Ever wonder how this machine learning thing works?
I've always stuck with Finate State Machines or Behavior Trees because they were concepts that could be understood.
Neural Nets have been some magic black box that didn't make a whole lot of sense.
When you're in the “From Scratch” crowd, there is always something else to occupy your time.
But time doesn't stop and eventually now it would be nice to build some of these concepts for the toolbox.
Starting my adventure with a single lonely neuron with one input.
What can that do, you ask?
Consider a training set with pairs of int values.
For each pair, the second value is a common scale of the first. This scalar value is what is attempted to be determined.
What weights, what bias value, where do you start. Who cares….
Let the system figure it out, and that it does. Below, the starting values are set with random values.
A couple of very small magic numbers are introduced to keep the guess nudging stable and limit potential oscillation.
Basically, this model converges to a solution of the first value of the pair, times an unknown value, then equaling the second value with a number of other samples that fit the same model.
It was pretty cool to see it find an almost perfect value solution even after changing the training set to something similar. This was a nice exercise to get my feet wet even though I know it's not scalable.
We'll be trying that next with proper layers, connections and structure.
Want to talk about it? Jump into the comment section and remember to stay away from the revShare weirdos.
// references
// https://stackoverflow.com/questions/19665818/generate-random-numbers-using-c11-random-library
// https://m.youtube.com/watch?v=PGSba51aRYU Machine Learning in C (Episode 1) - Tsoding Daily
//
// My last brain cell
// * * * *
// * _____ *
// weight * \ *
// x ---------> * >- * ---------> w
// bias * /____ *
// * y*y *
// * * * *
//
// task:
// with a single neuron find the value from the vector of pairs that approaches the equation
// first * unknown_value = second (feel free to change the training data to describe another value to evaluate)
//
#include <iostream>
#include <algorithm>
#include <random>
std::vector<std::pair<int, int>> training_data = { {0, 0}, {1, 5}, {2, 10}, {3, 15}, {4, 20} }; // w=5 i.e 1*5=5, 2*5=10, 3*5=15
double eval(double weight, double bias)
{
double result = 0;
for (auto data_item : training_data)
{
double grad_x = (double)data_item.first; // two dimensional gradient
double grad_y = (grad_x * weight) + bias; //
double distance = grad_y - data_item.second; //
result += (distance * distance); // amplify error
}
return (result / training_data.size());
}
int main()
{
std::random_device rd; // prepare a random number device
std::mt19937 mt(rd()); // seed mersenne twister engine
std::uniform_real<double> rndf; // 0 => 1
double w = rndf(mt); // start state of solution guess (anywhere)
double epsilon = 1e-6;
double learn_rate = 1e-2;
double b = rndf(mt); // start bias (anywhere)
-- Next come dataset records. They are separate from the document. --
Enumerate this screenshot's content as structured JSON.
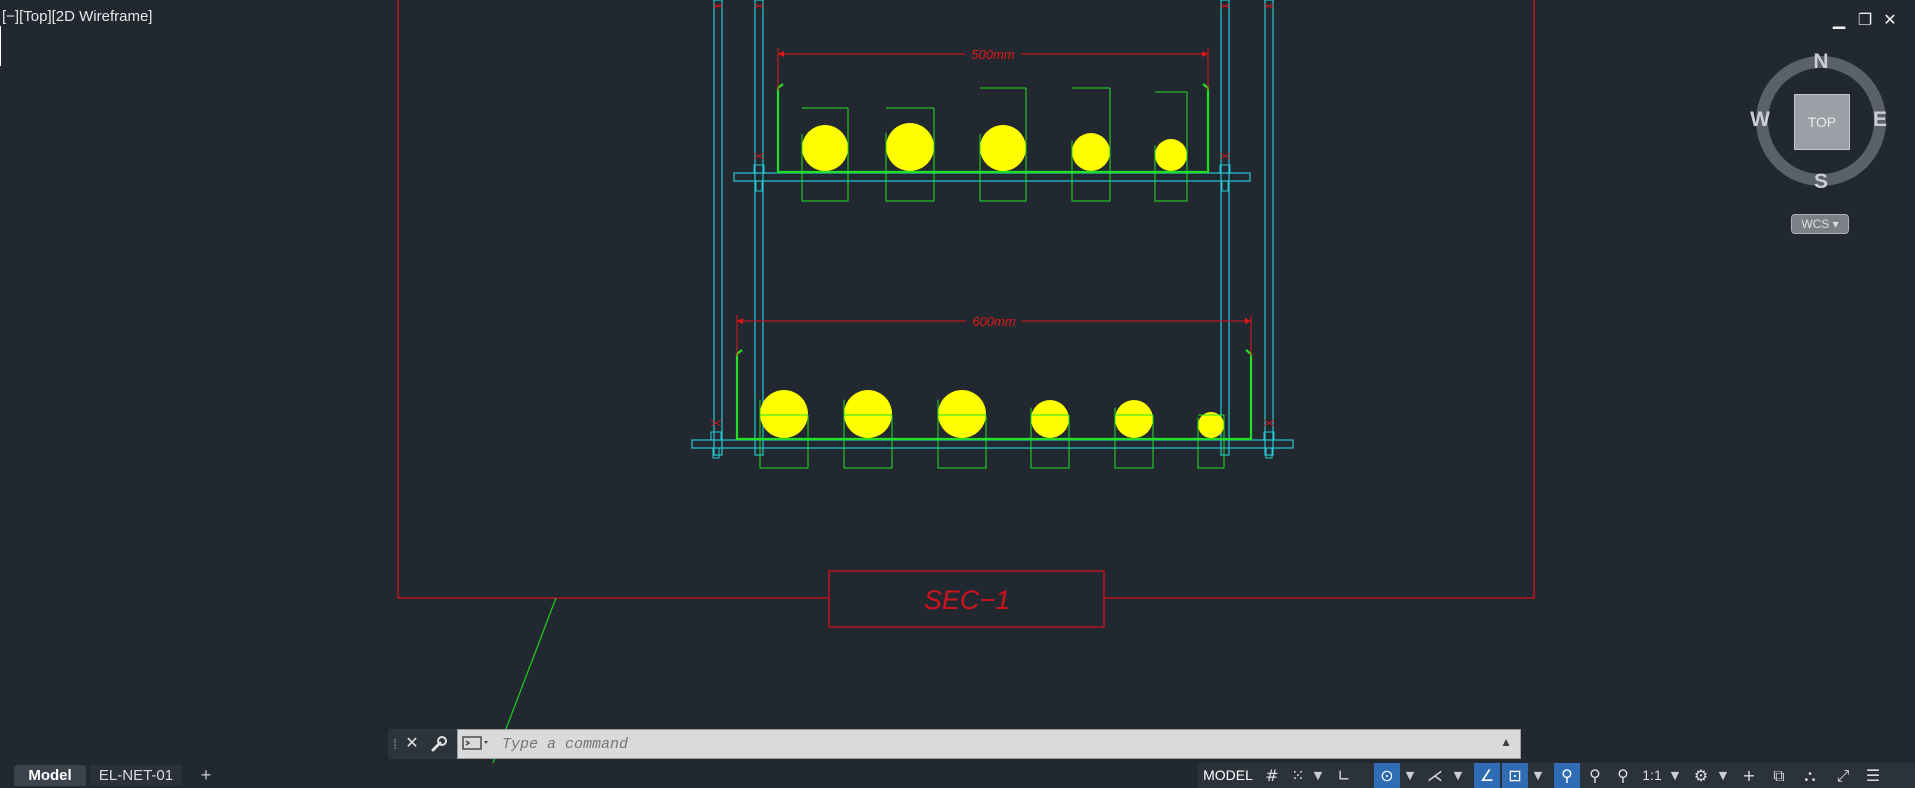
{
  "viewport": {
    "label": "[−][Top][2D Wireframe]"
  },
  "window_controls": {
    "minimize": "▁",
    "restore": "❐",
    "close": "✕"
  },
  "viewcube": {
    "north": "N",
    "south": "S",
    "east": "E",
    "west": "W",
    "face": "TOP",
    "wcs": "WCS ▾"
  },
  "drawing": {
    "upper_dimension": "500mm",
    "lower_dimension": "600mm",
    "section_label": "SEC−1",
    "colors": {
      "frame": "#d1121d",
      "tray": "#22e022",
      "support": "#27c9d4",
      "cable": "#ffff00",
      "dimension": "#e01818"
    }
  },
  "command_line": {
    "placeholder": "Type a command",
    "close_icon": "✕",
    "customize_icon": "wrench",
    "expand_icon": "▲"
  },
  "layout_tabs": {
    "model": "Model",
    "sheet": "EL-NET-01",
    "add": "+"
  },
  "status_bar": {
    "model_label": "MODEL",
    "annotation_scale": "1:1"
  }
}
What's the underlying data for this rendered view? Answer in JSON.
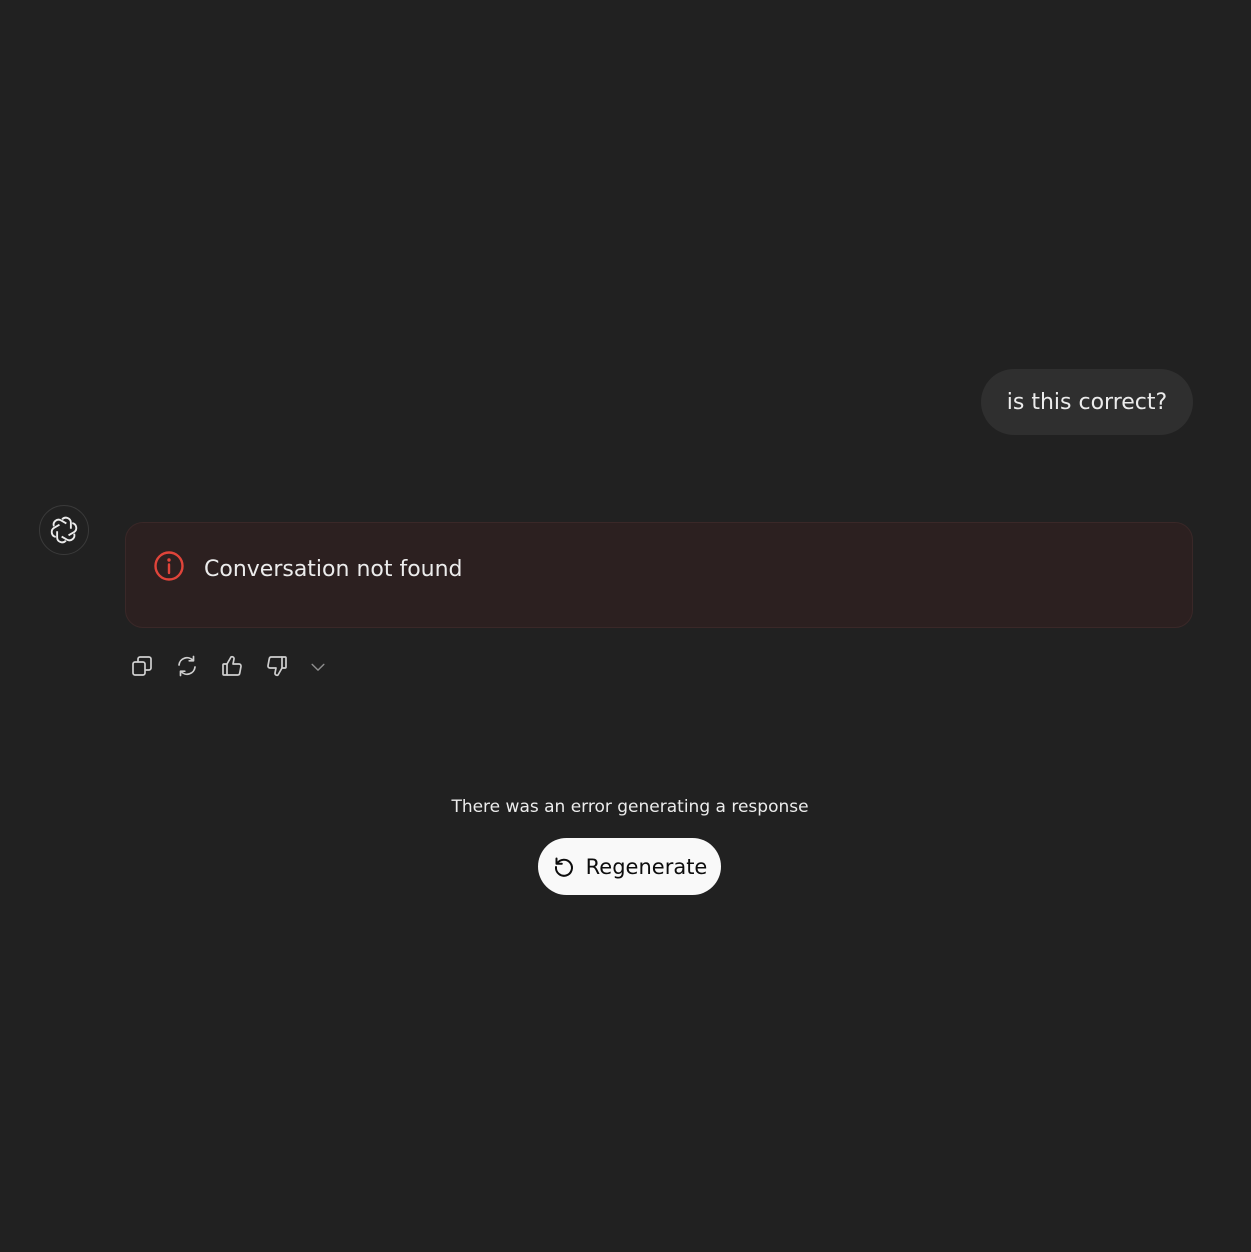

// drive the evaluated cost towards zero
for (size_t i = 0; i < 2400; ++i) { // iterate to approach a best fit for w
double c = eval(w, b); // current evaluated cost / loss
double dw = (eval(w + epsilon, b) - c) / epsilon; // current evaluated weight difference
double db = (eval(w, b + epsilon) - c) / epsilon; // current evaluated bias difference
w -= dw * learn_rate; // nudge guess closer to the actual solution
b -= db * learn_rate;
//printf("cost=%f weight=%f bias=%f \n", c, w, b); // print training result this iteration
}
printf("%lf\n", w);// + epsilon); // print final aproximation
}
When debugging a larger model, tried experimenting with graph visualization in 3D, because…why not. 🙂
This was fun, but a common topology overview would be more appropriate. That's next.